Già nel ’94, il dipartimento di stato Usa aveva candidamente dichiarato la propria ostilità verso la campagna contro le mine: pericoloso precedente di attacco alla produzione e all’uso di un’arma “convenzionale”. C’è solo da sperare che il successo della campagna, e il nuovo focus sulle cluster bombs, siano per i militari americani una nuova fonte di preoccupazione.
*Lettera22
COSA SONO LE CLUSTER BOMBS
I militari le chiamano “submunizioni”, perché sono contenute in un dispenser trasportato da aerei. Ogni dispenser ne contiene 200. Il lancio di quattro dispenser equivale a 800 bombe. Di queste, 400 non esplodono e si distribuiscono su un’area di due chilometri quadrati. Secondo dati Onu, sull’Afganistan sono stati effettuati 168 lanci, con almeno due dispenser per lancio. I “genitori” delle cluster sono le mine anticarro, escluse dalla moratoria di Ottawa del ’97quando non si è considerato che, essendo dotate di dispositivo che le fa esplodere in caso di manipolazione, sono in effetti mine antipersona. “Le cluster bombs, l’evoluzione di questa tecnologia, sono ancora più micidiali”, sottolinea l’ex generale Termentini, di Intersos. Il disinnesco? E’ impossibile. Vanno distrutte sul posto. L’operazione è complicata dal fatto che si possono conficcare in profondità nel terreno, senza perdere la loro aggressività. Ma si tratta, secondo gli strateghi, di bombe “umanitarie”.
LA LUNGA STRADA DELLO SMINAMENTO
-India e Pakistan non solo non hanno aderito alla moratoria, ma hanno continuato operazioni di minamento dei confini durante tutto il 2001. Si tratta della più massiccia operazione di minamento dal 1997.
-Secondo Landmine Monitor, sono 90 i paesi infestati da mine terrestri.
-Il numero più alto di nuove vittime si è avuto in Afganistan, Cecenia, Cambogia, Angola, Nepal, India, Iraq del nord, Birmania. Alcuni paesi che non hanno aderito al trattato per la messa al bando hanno ammesso di avere usato mine antipersona: sono Birmania, India, Pakistan, Russia e Sri Lanka. Ma si presume che abbiano usato mine anche Georgia, Nepal, Somalia. L’Angola, firmataria nel 2001, ha ammesso di avere usato mine antipersona.
-Nel periodo relativo al rapporto, le mine sono state usate da gruppi di opposizione in almeno 14 paesi.
-33 stati che hanno ratificato il trattato di messa al bando hanno distrutto le proprie riserve, altri 22 lo stanno facendo. 17 stati devono ancora avviare la distruzione.

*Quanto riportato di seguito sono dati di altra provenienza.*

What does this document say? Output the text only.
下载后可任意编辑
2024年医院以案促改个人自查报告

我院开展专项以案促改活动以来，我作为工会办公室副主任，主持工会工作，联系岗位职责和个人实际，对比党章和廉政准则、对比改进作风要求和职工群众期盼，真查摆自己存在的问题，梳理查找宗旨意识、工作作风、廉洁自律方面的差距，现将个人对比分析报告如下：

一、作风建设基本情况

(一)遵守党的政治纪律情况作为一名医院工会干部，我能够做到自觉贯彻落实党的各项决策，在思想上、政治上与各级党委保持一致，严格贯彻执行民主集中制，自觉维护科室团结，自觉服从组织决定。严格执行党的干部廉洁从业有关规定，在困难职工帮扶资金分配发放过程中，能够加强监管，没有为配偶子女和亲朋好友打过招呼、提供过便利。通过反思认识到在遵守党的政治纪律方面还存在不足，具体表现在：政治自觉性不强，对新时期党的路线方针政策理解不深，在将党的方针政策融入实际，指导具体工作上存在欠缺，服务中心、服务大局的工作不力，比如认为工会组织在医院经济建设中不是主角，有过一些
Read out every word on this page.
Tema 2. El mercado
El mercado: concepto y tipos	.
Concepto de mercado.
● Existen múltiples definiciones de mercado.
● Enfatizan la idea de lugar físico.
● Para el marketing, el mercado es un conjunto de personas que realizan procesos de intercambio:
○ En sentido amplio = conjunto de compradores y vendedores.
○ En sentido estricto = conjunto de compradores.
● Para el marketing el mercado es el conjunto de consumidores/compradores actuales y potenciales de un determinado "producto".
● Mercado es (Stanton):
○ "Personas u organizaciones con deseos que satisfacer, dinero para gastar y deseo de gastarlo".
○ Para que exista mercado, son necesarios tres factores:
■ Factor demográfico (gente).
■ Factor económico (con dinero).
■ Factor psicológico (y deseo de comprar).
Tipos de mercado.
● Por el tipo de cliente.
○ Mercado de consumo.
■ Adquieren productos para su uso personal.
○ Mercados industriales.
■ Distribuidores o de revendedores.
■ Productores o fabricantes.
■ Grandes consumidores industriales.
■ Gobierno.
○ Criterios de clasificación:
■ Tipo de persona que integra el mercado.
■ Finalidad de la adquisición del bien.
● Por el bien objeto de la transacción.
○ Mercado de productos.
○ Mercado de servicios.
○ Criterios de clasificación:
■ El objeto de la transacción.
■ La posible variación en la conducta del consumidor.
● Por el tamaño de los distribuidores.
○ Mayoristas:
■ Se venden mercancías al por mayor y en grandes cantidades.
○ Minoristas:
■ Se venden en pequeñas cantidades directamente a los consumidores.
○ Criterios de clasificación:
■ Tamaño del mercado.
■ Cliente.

MINE ANTIUOMO: UNA STORIA MADE IN ITALY
La Valsella non esiste più. Almeno come produttrice di mine: ora dalle sue fabbriche escono vetture ecologiche. Ma esiste una Valsella Singapore: e di questa, naturalmente, è difficile conoscere l’assetto societario. Altra storia per le mine già esportate. Su questo punto, afferma Nicoletta Dentico, si orienterà la futura campagna in Italia. Sulla responsabilità, su chi paga il danno: ambientale e, naturalmente, morale. “Le mine Fiat/Valsella stanno ancora esplodendo in tutto il mondo, nel Sahara Occidentale come in Kurdistan. E il ritiro dall’azionariato delle aziende produttrici non basta certo a risolvere il problema: rimane una responsabilità etica”, afferma Dentico. Intanto l’Italia, già in prima linea nella produzione di mine è oggi, dopo la firma della moratoria e dopo la legge 347 del 1997, all’avanguardia nella distruzione del proprio aresenale, con 6.379.636 mine distrutte nei due impianti di Noceto, in provincia di Parma, e di Baiano, nei pressi di Spoleto.